General, unspecific allegations of frequent "illegal arrests"
or "illegal searches and seizures," however, fail to establish
any pattern. In the absence of a cognizable pattern of
misconduct, there is no basis for inferring a municipal policy
of condoning police misconduct.
For this same reason, Count II must also fail. In that
count, plaintiff alleged a policy consisting of official
inaction in the face of a pattern of unconstitutional acts,
but the "pattern" alleged is the same one alleged in Count I.

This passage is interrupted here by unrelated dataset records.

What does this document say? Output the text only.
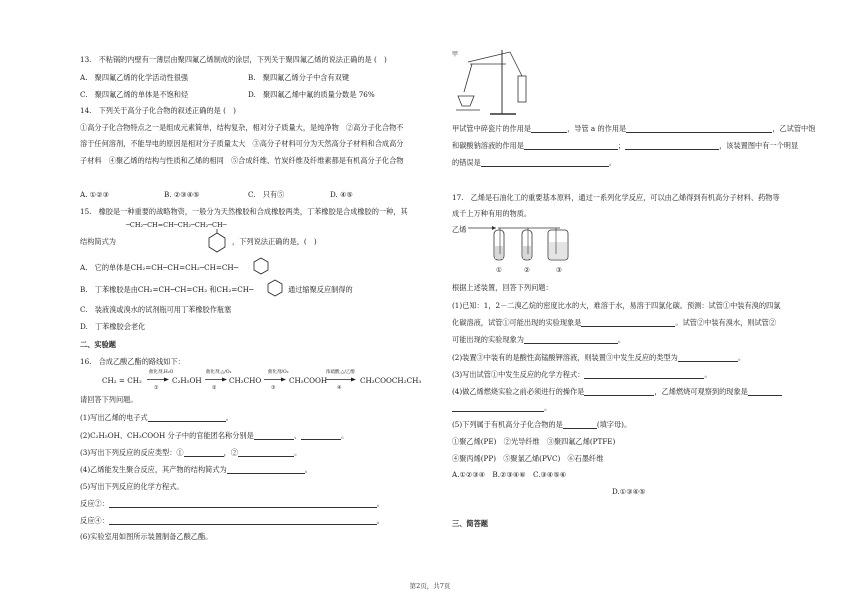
13.　不粘锅的内壁有一薄层由聚四氟乙烯制成的涂层，下列关于聚四氟乙烯的说法正确的是 (　)
A.　聚四氟乙烯的化学活动性很强	B.　聚四氟乙烯分子中含有双键
C.　聚四氟乙烯的单体是不饱和烃	D.　聚四氟乙烯中氟的质量分数是 76%
14.　下列关于高分子化合物的叙述正确的是 (　)
①高分子化合物特点之一是组成元素简单，结构复杂，相对分子质量大，是纯净物　②高分子化合物不
溶于任何溶剂，不能导电的原因是相对分子质量太大　③高分子材料可分为天然高分子材料和合成高分
子材料　④聚乙烯的结构与性质和乙烯的相同　⑤合成纤维、竹炭纤维及纤维素都是有机高分子化合物
A. ①②③	B. ②③④⑤	C.　只有⑤	D. ④⑤
15.　橡胶是一种重要的战略物资，一般分为天然橡胶和合成橡胶两类，丁苯橡胶是合成橡胶的一种，其
─CH₂─CH=CH─CH₂─CH₂─CH─
结构简式为	，下列说法正确的是，(　)
A.　它的单体是CH₂=CH─CH=CH₂─CH=CH─
B.　丁苯橡胶是由CH₂=CH─CH=CH₂ 和CH₂=CH─	通过缩聚反应制得的
C.　装液溴或溴水的试剂瓶可用丁苯橡胶作瓶塞
D.　丁苯橡胶会老化
二、实验题
16.　合成乙酸乙酯的路线如下：
CH₂ = CH₂
催化剂,H₂O
①
C₂H₅OH
催化剂,△/O₂
②
CH₃CHO
催化剂/O₂
③
CH₃COOH
浓硫酸,△/乙醇
④
CH₃COOCH₂CH₃
请回答下列问题。
(1)写出乙烯的电子式	。
(2)C₂H₅OH、CH₃COOH 分子中的官能团名称分别是	、	。
(3)写出下列反应的反应类型：①	，②	。
(4)乙烯能发生聚合反应，其产物的结构简式为	。
(5)写出下列反应的化学方程式。
反应②：	。
反应④：	。
(6)实验室用如图所示装置制备乙酸乙酯。
甲
甲试管中碎瓷片的作用是	，导管 a 的作用是	，乙试管中饱
和碳酸钠溶液的作用是	；	，该装置图中有一个明显
的错误是	。
17.　乙烯是石油化工的重要基本原料，通过一系列化学反应，可以由乙烯得到有机高分子材料、药物等
成千上万种有用的物质。
乙烯
①	②	③
根据上述装置，回答下列问题：
(1)已知：1，2－二溴乙烷的密度比水的大，难溶于水，易溶于四氯化碳。预测：试管①中装有溴的四氯
化碳溶液，试管①可能出现的实验现象是	。试管②中装有溴水，则试管②
可能出现的实验现象为	。
(2)装置③中装有的是酸性高锰酸钾溶液，则装置③中发生反应的类型为	。
(3)写出试管①中发生反应的化学方程式：	。
(4)做乙烯燃烧实验之前必须进行的操作是	，乙烯燃烧可观察到的现象是
。
(5)下列属于有机高分子化合物的是	(填字母)。
①聚乙烯(PE)　②光导纤维　③聚四氟乙烯(PTFE)
④聚丙烯(PP)　⑤聚氯乙烯(PVC)　⑥石墨纤维
A.①②③④　B.②③④⑥　C.③④⑤⑥
D.①③④⑤
三、简答题
第2页，共7页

As the court concludes that the alleged pattern is not a
pattern at all, there can be no liability based on a failure
to respond to the pattern.
And even if the allegations did constitute a pattern, in
this case the failure to instruct does not give rise to
municipal liability because it does not rise to the level of
a reckless disregard for the constitutional rights of others.
Cf. Spriggs v. City of Chicago, 523 F. Supp. 138, 143 (N.D.Ill.
Finally, the complaint fails to allege facts showing
personal culpability on the part of Brzeczek and Byrne. It
merely alleges that Byrne is the Mayor of Chicago and that
Brzeczek is the Superintendent of
the Chicago Police Department. The claims against these
defendants must be dismissed in the absence of their personal
involvement, Rizzo v. Goode, 423 U.S. 362, 96 S.Ct. 598, 46
L.Ed.2d 561 (1972), or of a culpable policy for which they
might be held responsible.
Accordingly, defendants' motion to dismiss the § 1985 claims
and the claims against the City, Byrne and Brzeczek is granted.
The claims against the individual police officers remain.